Together they smoked for about a quarter of an hour, after which his father extinguished his oil reading-lamp and retired.

Geoffrey, as was his habit before turning in, entered his wireless room wherein he had fitted that most up-to-date set—a bewildering array of apparatus—chief among which was his improved amplifier and a double note magnifier of his own design.

He placed the telephones over his ears, and having switched on the seven little glow lamps or valves of the amplifier, and the two others of the magnifier, tuned-in one or two stations.

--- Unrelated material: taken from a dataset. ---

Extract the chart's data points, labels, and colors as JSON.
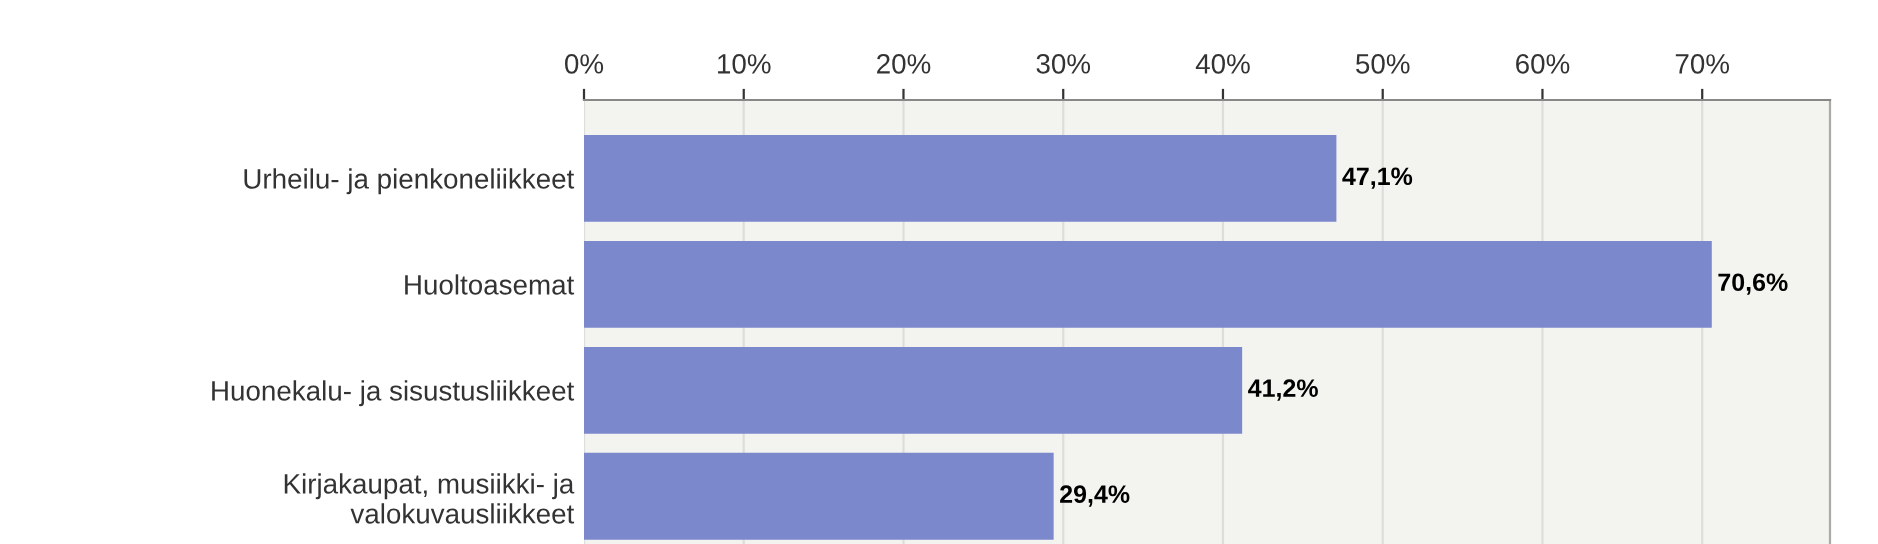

“G.F.A.A.G.”—a great airship to wireless men—was out upon a night cruise from Pulham, in Norfolk, over England. He soon picked her up, and heard her taking her bearings from the direction-finding station at Flamborough, on the Yorkshire coast. After which she spoke by wireless telephony to her base at Pulham, and then to Croydon, Lympe, near Folkestone, and to St. Inglevert in France.

Afterwards she carried on a conversation with the air stations at Renfrew and Castle Bromwich. She was told by Flamborough that her position was thirty miles due north of Cardiff, going westward.

Such was one of the wonders of wireless.

His thoughts, however, were elsewhere. He was still pondering over those budgets of lies sent out from Moscow four of five times each twenty-four hours.

He placed his hand upon the knob of his “tuner,” and raised his wave-length to five thousand mètres. Other stations were transmitting, but he heard nothing of “M.S.K.”—the call-letters assigned to Moscow. Higher he raised the wave-length until, on seven thousand six hundred mètres, he found that high-pitched continuous-wave note, which he recognised as the lying voice from the ether.

He took up a pencil and began to write down rapidly in French a most scurrilous and untrue allegation against British rule in Ireland, intended for the anti-British press in America.

Halfway through he flung down the pencil with an exclamation of disgust, and removing the “Brown” head-’phones, switched off, and went upstairs to bed.